Considérant, en dernier lieu, que la commune de Chanceaux-Près-Loches ne saurait utilement soutenir que l’importation de lixiviats en provenance du site de Chatillon-sur-Indre, et leur épandage sur le massif des déchets, méconnaîtraient les articles 36 et 37 de l’arrêté ministériel du 2 février 1998 relatif aux prélèvements et à la consommation d’eau, ainsi qu’aux émissions de toute nature des installations classées pour la protection de l’environnement soumises à autorisation, dont les dispositions ne s’appliquent qu’aux déversements de déchets ou effluents sur les sols agricoles ;

Considérant qu’il résulte de tout ce qui précède, et sans qu’il soit besoin d’ordonner les mesures d’instruction sollicitées, que la commune de Chanceaux-Près-Loches n’est pas fondée à soutenir que c’est à tort que, par l’article 2 du jugement attaqué, qui n’est pas entaché d’omission à statuer, le tribunal administratif d’Orléans a rejeté le surplus des conclusions de sa requête ;

Sur les conclusions tendant à l’application des dispositions de l’article L. 761-1 du code de justice administrative :

Considérant que ces dispositions font obstacle à ce que soit mis à la charge de l’Etat, qui n’est pas la partie perdante dans la présente instance, le versement de la somme que demande la commune de Chanceaux-Près-Loches au titre des frais exposés par elle et non compris dans les dépens ; qu’il y a lieu, dans les circonstances de l’espèce, de mettre à la charge de la commune de Chanceaux-Près-Loches le versement à la société Coved SA d’une somme de 2 000 euros au titre des frais de même nature qu’elle a exposés ;

Décide :

Article 1

La requête de la commune de Chanceaux-Près-Loches est ­rejetée.

Article 2

La commune de Chanceaux-Près-Loches versera une somme de 2 000 euros (deux mille euros) à la société Coved SA, au titre des dispositions de l’article L. 761-1 du code de justice administrative.

Article 3

Le présent arrêt sera notifié à la commune de Chanceaux-Près-Loches, à la société Coved SA, et au ministre de l’écologie , du développement durable, des transports et du logement.

Commentaire

Un arrêté préfectoral a autorisé l’extension d’un centre de stockage de déchets non dangereux. Cet arrêté ne déterminait de valeurs limites d’émission (VLE) que pour certaines substances polluantes. La commune sur laquelle le site était implanté a exercé un recours contre cette décision en faisant valoir qu’en ne fixant pas de VLE pour les émissions de polychlorodibenzodioxine (PCDD) et de polychlorodibenzofurannes (PCDF), le préfet avait commis une erreur manifeste d’appréciation au regard de la charte de l’environnement.

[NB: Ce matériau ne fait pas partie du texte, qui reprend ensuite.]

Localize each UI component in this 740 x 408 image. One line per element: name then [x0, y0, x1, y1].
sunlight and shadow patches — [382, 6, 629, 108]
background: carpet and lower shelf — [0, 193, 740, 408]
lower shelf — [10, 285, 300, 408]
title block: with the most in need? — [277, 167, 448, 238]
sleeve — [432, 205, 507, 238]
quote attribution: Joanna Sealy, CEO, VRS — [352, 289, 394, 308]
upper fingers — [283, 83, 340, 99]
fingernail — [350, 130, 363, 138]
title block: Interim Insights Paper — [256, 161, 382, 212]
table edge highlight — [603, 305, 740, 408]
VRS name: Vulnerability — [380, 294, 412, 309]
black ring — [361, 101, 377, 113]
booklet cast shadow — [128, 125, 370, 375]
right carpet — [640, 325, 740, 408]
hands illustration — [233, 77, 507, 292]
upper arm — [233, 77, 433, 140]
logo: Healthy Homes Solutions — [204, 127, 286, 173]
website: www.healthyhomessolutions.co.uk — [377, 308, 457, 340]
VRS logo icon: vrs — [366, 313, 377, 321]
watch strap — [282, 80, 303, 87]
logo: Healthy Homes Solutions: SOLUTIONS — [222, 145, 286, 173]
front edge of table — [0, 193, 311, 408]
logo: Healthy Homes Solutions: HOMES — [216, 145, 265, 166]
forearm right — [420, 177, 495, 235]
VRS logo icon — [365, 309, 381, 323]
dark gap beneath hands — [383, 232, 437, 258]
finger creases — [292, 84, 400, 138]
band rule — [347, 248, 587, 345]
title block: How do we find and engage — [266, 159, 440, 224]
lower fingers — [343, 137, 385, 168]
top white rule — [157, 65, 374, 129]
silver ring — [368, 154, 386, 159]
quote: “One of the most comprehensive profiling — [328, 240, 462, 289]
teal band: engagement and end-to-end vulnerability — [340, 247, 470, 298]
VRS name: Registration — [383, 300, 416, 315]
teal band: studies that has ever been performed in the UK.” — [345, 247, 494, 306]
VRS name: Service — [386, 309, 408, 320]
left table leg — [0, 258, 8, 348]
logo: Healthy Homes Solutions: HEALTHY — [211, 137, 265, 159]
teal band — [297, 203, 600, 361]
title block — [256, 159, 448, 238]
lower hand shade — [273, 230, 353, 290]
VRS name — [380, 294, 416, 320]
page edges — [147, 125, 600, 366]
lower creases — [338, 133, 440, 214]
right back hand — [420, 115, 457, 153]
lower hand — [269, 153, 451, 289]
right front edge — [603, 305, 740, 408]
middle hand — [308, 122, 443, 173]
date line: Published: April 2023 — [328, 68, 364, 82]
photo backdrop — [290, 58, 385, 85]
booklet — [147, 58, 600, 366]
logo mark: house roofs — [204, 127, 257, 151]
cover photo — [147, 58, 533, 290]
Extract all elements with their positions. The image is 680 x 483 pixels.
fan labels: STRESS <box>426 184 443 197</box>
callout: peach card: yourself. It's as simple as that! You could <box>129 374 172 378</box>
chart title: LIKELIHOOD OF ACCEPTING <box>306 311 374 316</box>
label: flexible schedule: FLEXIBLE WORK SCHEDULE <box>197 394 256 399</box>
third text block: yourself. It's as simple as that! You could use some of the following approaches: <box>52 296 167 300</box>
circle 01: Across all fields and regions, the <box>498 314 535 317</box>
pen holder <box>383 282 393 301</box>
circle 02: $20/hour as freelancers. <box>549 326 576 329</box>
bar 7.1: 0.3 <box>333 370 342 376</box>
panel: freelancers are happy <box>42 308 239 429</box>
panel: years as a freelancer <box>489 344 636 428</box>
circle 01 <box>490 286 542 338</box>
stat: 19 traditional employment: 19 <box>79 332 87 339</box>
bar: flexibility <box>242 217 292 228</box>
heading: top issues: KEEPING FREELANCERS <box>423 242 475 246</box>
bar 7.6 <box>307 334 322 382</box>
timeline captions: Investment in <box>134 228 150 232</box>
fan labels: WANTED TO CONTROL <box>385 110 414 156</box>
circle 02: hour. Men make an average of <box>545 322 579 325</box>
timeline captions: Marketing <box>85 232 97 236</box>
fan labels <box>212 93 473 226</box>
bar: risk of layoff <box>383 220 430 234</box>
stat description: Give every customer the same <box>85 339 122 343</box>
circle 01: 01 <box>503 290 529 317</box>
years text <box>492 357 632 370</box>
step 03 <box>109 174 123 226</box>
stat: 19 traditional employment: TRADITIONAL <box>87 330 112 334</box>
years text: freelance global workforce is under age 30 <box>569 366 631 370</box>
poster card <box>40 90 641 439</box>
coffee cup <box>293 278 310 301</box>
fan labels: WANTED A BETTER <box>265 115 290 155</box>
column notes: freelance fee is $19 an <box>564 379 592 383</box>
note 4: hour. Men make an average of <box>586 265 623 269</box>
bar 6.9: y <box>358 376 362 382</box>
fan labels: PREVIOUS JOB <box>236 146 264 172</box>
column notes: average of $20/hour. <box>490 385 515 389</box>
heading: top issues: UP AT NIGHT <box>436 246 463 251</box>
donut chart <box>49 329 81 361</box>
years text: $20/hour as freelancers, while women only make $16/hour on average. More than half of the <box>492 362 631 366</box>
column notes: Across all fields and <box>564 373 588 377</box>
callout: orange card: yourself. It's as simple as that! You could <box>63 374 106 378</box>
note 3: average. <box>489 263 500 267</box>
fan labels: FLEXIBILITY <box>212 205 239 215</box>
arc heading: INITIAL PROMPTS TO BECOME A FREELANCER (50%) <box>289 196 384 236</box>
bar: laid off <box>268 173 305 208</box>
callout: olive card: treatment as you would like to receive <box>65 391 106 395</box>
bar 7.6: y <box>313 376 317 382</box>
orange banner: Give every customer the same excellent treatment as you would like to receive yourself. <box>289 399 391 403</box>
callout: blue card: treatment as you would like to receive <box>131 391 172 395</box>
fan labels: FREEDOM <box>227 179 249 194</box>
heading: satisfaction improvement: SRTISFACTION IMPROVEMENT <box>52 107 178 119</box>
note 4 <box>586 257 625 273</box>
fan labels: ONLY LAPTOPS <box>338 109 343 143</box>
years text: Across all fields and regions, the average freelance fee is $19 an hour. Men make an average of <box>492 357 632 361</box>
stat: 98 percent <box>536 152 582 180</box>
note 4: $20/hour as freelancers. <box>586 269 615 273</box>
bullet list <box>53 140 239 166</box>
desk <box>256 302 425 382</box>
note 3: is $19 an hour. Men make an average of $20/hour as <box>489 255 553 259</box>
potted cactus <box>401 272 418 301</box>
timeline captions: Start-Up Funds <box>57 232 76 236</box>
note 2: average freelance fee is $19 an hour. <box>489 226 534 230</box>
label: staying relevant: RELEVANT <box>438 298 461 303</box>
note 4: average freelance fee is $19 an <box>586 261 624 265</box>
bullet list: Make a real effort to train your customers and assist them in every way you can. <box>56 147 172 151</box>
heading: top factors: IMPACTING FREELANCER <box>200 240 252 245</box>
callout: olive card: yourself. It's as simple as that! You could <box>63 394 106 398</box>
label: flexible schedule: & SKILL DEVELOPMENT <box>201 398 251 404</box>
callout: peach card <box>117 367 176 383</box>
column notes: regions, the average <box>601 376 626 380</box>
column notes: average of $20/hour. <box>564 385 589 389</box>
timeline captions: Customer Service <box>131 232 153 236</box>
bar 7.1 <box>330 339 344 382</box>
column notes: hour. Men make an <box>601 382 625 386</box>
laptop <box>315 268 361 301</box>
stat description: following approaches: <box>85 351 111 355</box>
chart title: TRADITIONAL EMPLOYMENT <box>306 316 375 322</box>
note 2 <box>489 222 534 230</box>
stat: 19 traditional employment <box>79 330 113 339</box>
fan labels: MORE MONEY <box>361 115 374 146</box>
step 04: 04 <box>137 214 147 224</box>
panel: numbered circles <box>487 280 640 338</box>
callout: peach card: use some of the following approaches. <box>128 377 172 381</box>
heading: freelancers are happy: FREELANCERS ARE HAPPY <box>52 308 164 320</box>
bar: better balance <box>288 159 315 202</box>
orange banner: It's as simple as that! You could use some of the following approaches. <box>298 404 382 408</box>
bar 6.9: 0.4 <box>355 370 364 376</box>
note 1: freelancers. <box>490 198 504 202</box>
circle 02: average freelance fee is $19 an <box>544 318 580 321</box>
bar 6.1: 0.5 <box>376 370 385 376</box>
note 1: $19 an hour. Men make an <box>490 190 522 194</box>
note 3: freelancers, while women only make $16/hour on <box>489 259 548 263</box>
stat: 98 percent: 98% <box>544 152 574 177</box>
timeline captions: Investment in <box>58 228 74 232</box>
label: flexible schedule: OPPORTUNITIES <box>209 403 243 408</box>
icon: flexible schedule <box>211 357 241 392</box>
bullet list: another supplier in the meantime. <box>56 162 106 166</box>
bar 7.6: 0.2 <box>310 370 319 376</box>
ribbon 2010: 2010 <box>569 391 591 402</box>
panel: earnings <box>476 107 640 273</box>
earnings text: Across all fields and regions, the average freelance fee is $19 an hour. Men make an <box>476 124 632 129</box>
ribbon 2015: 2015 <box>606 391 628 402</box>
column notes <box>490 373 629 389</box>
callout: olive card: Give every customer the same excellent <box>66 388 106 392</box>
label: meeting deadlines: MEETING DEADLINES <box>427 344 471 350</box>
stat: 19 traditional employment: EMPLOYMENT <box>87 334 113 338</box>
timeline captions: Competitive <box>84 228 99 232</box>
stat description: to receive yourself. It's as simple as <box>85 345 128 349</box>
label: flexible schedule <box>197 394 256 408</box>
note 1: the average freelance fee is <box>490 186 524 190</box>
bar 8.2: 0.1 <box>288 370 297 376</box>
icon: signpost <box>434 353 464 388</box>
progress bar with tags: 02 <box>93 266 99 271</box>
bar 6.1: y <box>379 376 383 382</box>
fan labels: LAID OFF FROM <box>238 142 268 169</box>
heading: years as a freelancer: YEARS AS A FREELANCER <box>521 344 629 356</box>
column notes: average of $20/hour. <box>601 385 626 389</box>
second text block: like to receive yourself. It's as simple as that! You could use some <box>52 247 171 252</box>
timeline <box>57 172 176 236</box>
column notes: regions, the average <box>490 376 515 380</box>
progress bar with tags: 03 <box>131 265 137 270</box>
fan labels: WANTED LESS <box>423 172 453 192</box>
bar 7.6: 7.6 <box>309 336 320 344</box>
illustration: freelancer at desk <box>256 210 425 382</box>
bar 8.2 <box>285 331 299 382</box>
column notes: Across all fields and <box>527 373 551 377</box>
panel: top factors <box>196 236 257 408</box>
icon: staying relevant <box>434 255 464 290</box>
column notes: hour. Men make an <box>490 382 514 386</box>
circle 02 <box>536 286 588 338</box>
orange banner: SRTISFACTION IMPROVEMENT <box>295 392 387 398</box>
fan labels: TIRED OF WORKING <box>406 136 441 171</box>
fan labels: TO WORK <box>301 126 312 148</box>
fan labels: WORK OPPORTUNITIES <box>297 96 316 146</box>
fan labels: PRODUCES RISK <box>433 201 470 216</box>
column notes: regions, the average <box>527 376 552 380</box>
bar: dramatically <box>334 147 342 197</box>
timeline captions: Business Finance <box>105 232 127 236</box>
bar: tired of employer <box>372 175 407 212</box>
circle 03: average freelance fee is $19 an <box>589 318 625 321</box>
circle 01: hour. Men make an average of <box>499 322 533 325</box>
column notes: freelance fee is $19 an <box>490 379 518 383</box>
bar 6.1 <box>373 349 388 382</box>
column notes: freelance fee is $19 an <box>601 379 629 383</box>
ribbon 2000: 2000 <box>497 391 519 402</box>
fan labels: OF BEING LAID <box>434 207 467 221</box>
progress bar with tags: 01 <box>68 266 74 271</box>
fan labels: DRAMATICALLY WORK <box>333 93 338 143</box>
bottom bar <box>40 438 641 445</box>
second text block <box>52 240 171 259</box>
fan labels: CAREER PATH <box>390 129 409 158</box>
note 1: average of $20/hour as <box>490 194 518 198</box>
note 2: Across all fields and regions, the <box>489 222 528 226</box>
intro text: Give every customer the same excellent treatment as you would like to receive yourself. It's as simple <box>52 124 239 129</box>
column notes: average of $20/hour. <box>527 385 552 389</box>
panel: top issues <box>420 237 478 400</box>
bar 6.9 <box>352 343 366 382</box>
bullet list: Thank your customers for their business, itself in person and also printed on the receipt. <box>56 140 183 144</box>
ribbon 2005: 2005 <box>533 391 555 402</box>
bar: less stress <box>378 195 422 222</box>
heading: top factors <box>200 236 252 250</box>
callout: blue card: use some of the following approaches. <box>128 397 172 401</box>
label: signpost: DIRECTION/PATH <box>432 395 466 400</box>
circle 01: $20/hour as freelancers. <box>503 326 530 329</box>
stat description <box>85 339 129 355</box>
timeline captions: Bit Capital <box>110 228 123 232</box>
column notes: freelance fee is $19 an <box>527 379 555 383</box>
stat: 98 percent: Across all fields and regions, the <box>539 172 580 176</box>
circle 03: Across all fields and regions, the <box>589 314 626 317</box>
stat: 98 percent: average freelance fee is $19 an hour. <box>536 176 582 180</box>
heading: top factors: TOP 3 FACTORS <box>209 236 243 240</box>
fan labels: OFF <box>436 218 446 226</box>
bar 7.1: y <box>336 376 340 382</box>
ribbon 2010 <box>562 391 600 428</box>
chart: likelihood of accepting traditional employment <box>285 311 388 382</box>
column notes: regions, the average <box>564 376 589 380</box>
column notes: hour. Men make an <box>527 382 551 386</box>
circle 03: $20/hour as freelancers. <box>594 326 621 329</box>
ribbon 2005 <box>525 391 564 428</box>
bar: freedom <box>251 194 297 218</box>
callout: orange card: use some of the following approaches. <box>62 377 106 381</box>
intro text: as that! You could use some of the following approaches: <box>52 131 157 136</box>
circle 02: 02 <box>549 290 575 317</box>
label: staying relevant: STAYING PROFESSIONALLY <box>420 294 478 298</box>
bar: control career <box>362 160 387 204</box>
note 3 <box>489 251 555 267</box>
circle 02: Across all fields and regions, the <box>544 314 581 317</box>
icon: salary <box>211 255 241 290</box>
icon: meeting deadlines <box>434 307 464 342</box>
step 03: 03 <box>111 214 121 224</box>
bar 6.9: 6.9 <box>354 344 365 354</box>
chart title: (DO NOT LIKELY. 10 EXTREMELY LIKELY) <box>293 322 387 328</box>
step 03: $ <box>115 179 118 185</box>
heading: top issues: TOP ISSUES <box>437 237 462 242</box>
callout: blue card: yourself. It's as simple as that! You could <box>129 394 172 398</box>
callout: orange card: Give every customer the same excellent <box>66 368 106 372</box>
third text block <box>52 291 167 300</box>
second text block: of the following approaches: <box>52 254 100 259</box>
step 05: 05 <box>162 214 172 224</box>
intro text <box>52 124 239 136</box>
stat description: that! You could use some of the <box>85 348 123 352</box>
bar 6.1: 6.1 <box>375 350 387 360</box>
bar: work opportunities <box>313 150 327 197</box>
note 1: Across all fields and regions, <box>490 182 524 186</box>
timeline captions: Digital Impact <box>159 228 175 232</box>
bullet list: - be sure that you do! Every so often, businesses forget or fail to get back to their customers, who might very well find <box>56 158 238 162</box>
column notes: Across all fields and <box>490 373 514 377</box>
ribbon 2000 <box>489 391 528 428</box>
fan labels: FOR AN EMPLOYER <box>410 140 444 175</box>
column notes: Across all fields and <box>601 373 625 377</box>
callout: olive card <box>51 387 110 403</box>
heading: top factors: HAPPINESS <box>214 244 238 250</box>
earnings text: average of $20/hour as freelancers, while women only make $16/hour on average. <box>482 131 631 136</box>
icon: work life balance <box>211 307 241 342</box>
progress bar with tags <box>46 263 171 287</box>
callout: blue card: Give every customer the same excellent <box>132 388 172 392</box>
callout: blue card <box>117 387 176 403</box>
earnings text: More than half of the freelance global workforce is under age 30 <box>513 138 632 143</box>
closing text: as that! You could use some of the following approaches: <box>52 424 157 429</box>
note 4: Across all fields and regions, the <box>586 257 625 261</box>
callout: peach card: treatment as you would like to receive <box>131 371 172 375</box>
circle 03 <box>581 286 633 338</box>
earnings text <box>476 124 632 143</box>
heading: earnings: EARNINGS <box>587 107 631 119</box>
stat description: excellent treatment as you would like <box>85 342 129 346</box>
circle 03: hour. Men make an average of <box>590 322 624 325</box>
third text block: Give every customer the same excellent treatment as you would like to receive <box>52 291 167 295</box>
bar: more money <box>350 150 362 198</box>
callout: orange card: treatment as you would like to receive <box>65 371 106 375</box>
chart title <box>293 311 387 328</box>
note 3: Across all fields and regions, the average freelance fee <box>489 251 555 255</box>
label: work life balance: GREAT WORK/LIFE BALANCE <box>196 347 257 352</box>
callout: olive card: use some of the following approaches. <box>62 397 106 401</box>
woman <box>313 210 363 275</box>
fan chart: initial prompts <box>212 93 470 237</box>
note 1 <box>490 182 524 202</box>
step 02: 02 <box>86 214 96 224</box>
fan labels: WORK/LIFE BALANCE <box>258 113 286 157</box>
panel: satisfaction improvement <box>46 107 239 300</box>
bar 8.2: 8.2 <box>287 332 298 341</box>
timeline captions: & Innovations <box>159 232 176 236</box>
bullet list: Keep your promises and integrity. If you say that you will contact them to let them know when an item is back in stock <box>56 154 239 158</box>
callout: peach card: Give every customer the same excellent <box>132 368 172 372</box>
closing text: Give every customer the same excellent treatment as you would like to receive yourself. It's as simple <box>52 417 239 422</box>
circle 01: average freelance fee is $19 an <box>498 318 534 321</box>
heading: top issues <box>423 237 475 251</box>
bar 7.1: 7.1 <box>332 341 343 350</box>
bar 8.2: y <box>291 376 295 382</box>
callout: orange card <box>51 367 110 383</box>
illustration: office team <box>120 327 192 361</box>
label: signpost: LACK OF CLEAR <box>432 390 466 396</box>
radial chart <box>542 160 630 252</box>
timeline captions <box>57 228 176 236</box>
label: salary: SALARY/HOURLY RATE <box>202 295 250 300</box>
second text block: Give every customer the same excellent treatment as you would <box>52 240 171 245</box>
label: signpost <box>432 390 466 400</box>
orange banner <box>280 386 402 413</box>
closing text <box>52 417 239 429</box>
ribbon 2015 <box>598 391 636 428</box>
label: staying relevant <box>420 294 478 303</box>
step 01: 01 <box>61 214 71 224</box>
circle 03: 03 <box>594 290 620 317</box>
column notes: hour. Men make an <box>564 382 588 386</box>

Selon la cour administrative d’appel de Nantes, l’arrêté n’était tenu de fixer des VLE que pour les substances polluantes susceptibles d’être émises en quantité significative, eu égard à leur nature et à leur potentiel de transfert d’un milieu à l’autre. Ce n’était pas le cas ici des substances concernées.

La cour estime par ailleurs que l’absence de mention de l’étude d’impact au sein de l’avis d’ouverture de l’enquête publique n’a pas pour conséquence de méconnaître le principe d’information du public. Or, lorsque la réforme des enquêtes publiques et des études d’impact sera entrée en vigueur au 1er juin 2012, une telle mention devra figurer sur l’avis (art. R. 123-11 du Code de l’environnement modifié).